The YTF Kenya team developed innovative solutions towards health issues at the Kakuma Refugee Camp.
Last month, the YTF Kenya team was selected to participate in the first ever TechFugees Hackathon in Nairobi, Kenya. The event was organized by TechFugees, an international non-profit coordinating the international tech community’s response to the needs of refugees, asylum seekers and displaced people. The hackathon aimed to empower displaced people with technology and essentially find long-term solutions to their everyday challenges. Since the mission of YTF is to reach out to the marginalized communities, youth, and women to create innovative solutions to the challenges they encounter, it’s easy to see how closely the TechFugees and YTF missions align. The YTF Kenya team was thrilled to invest their intellectual capacity in competing!
How can we use technology and innovation to address the challenges faced by refugees?
The TechFugees Hackathon brought techstars, mentors, designers, business leaders, and members of the community together with newly-arrived and settled refugees to design a prototype. The main focus of the hackathon was to address health challenges in refugee camps. The Kenya Red Cross (KRC) Team issued a challenge to competing teams to develop an innovative solution to enable local health workers and community leaders to provide early health warnings in order to avert more serious health problems in Kakuma Refugee Camp. Kakuma Refugee Camp is located in Turkana in Kenya: close to the South Sudanese, Ugandan, and Ethiopian border. It is home to 186,000 refugees. Some of the problems faced by KRC in Kakuma include difficulties in tracing the locations of disease hot spots due to the dynamic change of location names inside the camp, and delays in reporting health problems due to language barriers and lack of literacy. The proposed solution would enable local health workers and community leaders to report issues quickly, potentially averting more serious health problems in the camp.
The three-day hackathon event was held at the iHub in Nairobi, Kenya. It kicked off with an a networking session where YTF’s Kenya team got the opportunity to interact with experts from Google, Oracle, Kenya Red Cross, Samuel Hall Foundation, and I-Hub. Speakers who presented at the event were John Peter Lowot and his brother John Michael who were previous asylum seekers who lived in Kakuma Refugee Camp. Listening to their conversations and hearing their first-hand experiences at the Kakuma Refugee Camp was awe-inspiring. They recount having to walk long distances in search of medical attention for their mother who suffered from a chronic disease. The inefficiencies in the administrative systems at the camp, limited opportunities, corruption, overwhelming number of refugees, and low numbers of qualified staff are some of the many problems they faced when trying to access medical care. “A problem is not the problem, but how to solve the problem is the problem,” Peter Lowot says.
During the hacking sessions, the participants were divided into teams depending their skills, backgrounds, and knowledge-base. Our YTF team had a diverse set of expertise ranging from electrical and computer engineering to software development. Teams brainstormed solutions to the challenges laid out by KRC. YTF team members were able to incorporate the experience they gained through executing YTF Academy in marginalized communities to develop some solutions for refugees living in camps.
Mentorship breakout sessions helped teams to re-evaluate their proposed solutions and continue building on their ideas. “Your mobile application should fill in into the ecosystem of the refugees’ needs so that it can be of use and (make) sense to them. Bring the refugees to the centre of your solutions,” says Tayyar Sukru Cansizoglu, Head of United Nations High Commissioner for Refugees (UNHCR) programs in Kakuma. Tech experts from various organizations were on hand to help teams come up with designs for their prototypes. They provided very useful mentoring that our YTF participants report will stay with them beyond the hackathon.

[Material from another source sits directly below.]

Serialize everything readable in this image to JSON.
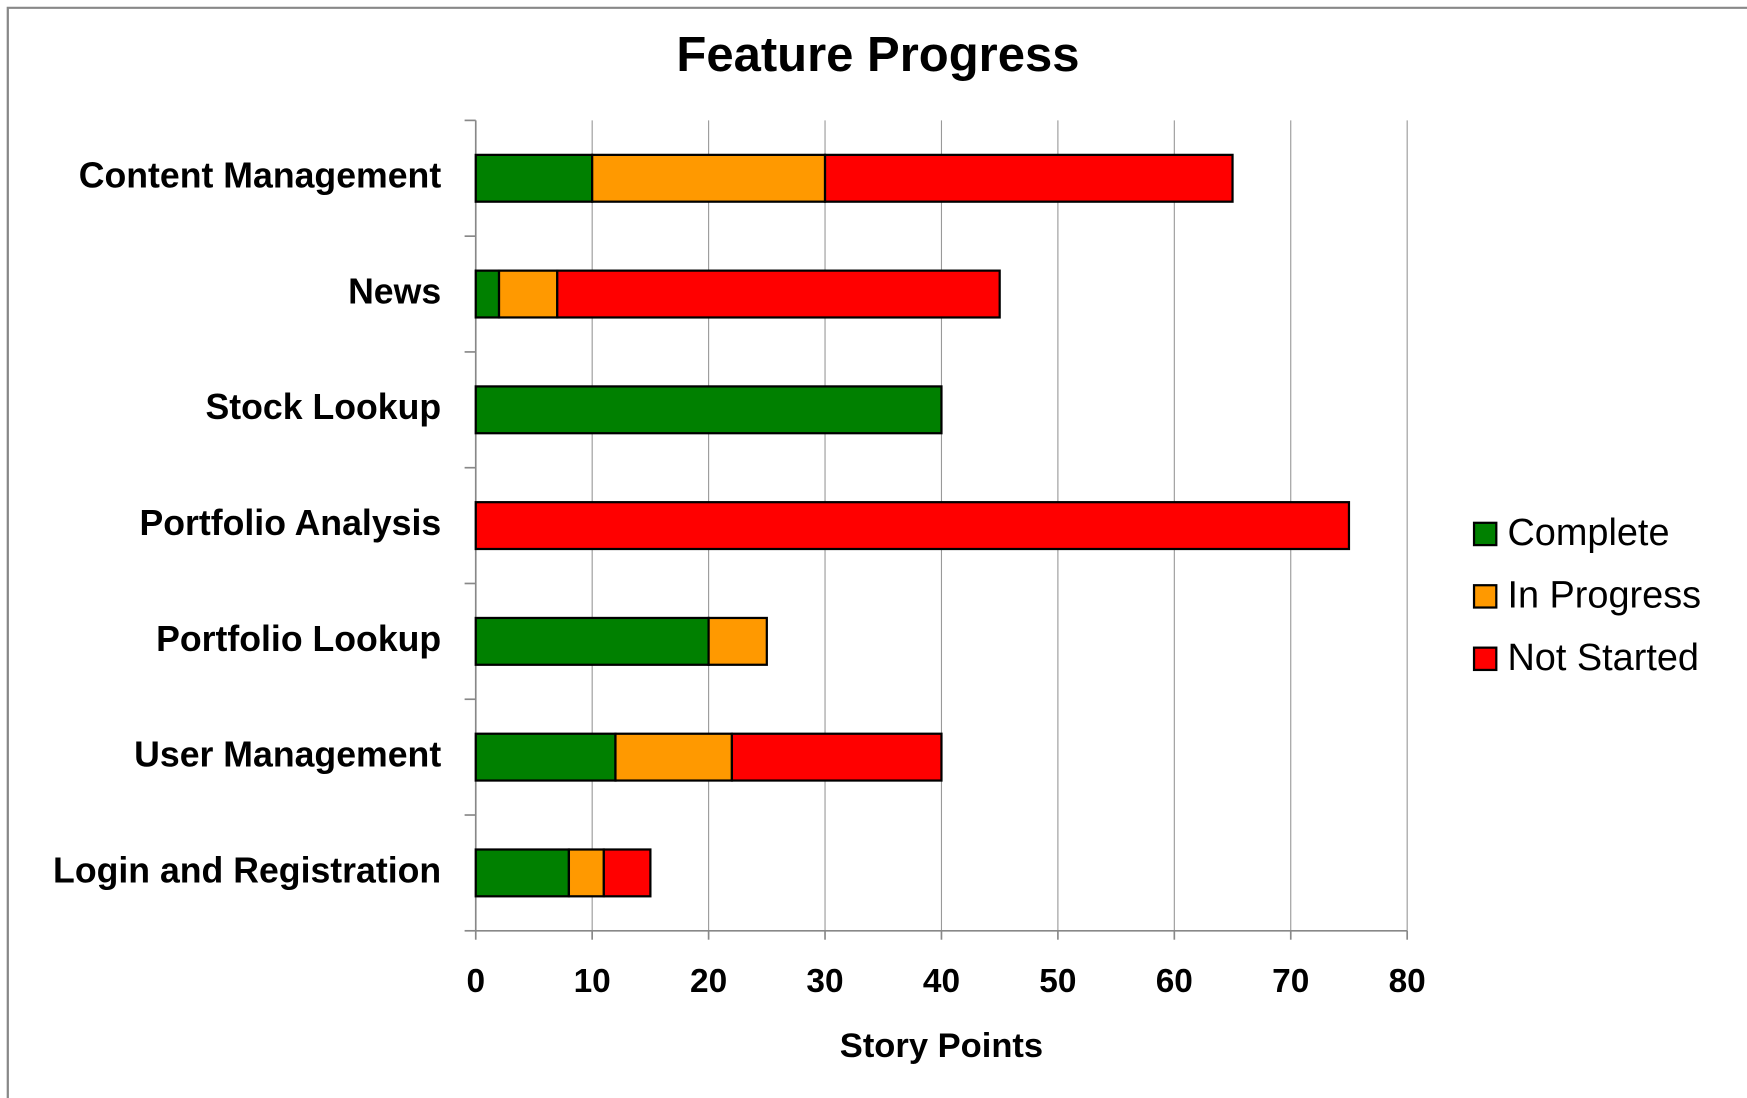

The climax of the event was the pitch session. iHub provided mentoring to help prepare teams for pitching their solutions to the judging panel. One of the solutions that our YTF team members helped develop, Kwanza Aid, was a platform aimed at providing two access points of information that would enable community health workers and Kenya Red Cross to effectively provide crucial services and predict the occurrence of outbreaks before they happen. The Kwanza Aid prototype took into account the challenges faced in Kakuma such as poor mobile connectivity, illiteracy and language barriers, the types of mobile devices used by refugees, and the types of information that needs to be collected and transmitted. The Kwanza Aid solution used technologies such as geomapping, analytical tools, assistive technology, and Unstructured Supplementary Service Data (USSD) to facilitate timely responses to health emergencies in the camp.
YTF team members who participated in the TechFugees Hackathon say these were the three key points they are taking away from the event:
- Avoid disjointed design by inclusive innovation.
- Collaborate with other people in the ecosystem to achieve product market fit.
- Build your products into platforms to support different facets of life.
YTF cannot wait to revolutionize the lives of refugees at camps such as Kakuma with the robust technology solutions we developed at the Hackathon and the innovative thinkers we help develop every day through our education initiatives at YTF Academy in Kenya.